Cellular and molecular aspects of the pathomechanism and therapy of murine experimental allergic encephalomyelitis

Experimental allergic encephalomyelitis (EAE) is an autoimmune disease of the central nervous system (CNS). Its immune mechanism is well understood at the cellular and molecular levels, which is herein reviewed. Susceptibility to EAE is under the control of the genes partially inside and partially outside the H-2 complex. There are two myelin constituents known to be encephalitogenic, myelin basic protein and proteolipid apoprotein. EAE is mediated by effector T cells sensitized to the encephalitogen. Effector T cells bear surface phenotypes of Lyt1+2-, L3T4+, and they are activated by the encephalitogen/self Ia complex or certain alloantigens and acquire encephalitogenic activity.

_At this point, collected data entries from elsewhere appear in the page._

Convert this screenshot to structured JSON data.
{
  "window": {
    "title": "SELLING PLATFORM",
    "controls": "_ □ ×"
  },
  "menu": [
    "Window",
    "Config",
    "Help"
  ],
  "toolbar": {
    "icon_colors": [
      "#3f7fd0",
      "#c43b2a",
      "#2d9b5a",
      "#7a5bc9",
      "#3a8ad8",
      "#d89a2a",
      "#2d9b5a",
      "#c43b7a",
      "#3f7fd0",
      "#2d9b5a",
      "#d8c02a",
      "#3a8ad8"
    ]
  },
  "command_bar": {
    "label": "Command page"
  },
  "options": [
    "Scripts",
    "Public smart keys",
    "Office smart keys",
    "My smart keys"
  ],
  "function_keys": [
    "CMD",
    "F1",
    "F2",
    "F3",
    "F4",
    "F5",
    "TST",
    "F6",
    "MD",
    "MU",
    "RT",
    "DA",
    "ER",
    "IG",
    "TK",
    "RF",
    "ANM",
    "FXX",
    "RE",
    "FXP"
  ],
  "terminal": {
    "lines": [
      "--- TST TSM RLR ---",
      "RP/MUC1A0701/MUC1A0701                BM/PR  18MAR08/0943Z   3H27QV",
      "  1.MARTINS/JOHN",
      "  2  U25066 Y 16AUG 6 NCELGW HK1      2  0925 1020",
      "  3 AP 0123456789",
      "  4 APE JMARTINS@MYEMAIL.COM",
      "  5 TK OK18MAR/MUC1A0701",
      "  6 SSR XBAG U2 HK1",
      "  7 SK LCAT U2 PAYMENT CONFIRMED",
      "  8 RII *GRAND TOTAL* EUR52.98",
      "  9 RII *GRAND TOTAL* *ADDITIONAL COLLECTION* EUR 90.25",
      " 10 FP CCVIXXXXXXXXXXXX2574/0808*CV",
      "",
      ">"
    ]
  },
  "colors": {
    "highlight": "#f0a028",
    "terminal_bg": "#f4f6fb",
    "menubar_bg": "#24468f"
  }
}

By unknown homing mechanisms, the effector T cells invade the CNS and induce the target phase phenomena, which include Ia-antigen expression in the local tissue, activation of procoagulant activity, breakdown of the blood-brain barrier, and excretion of lymphokines which induce inflammation and demyelination, resulting in functional alteration. Possibility of specific immune therapy is postulated as a model for human autoimmune disease.     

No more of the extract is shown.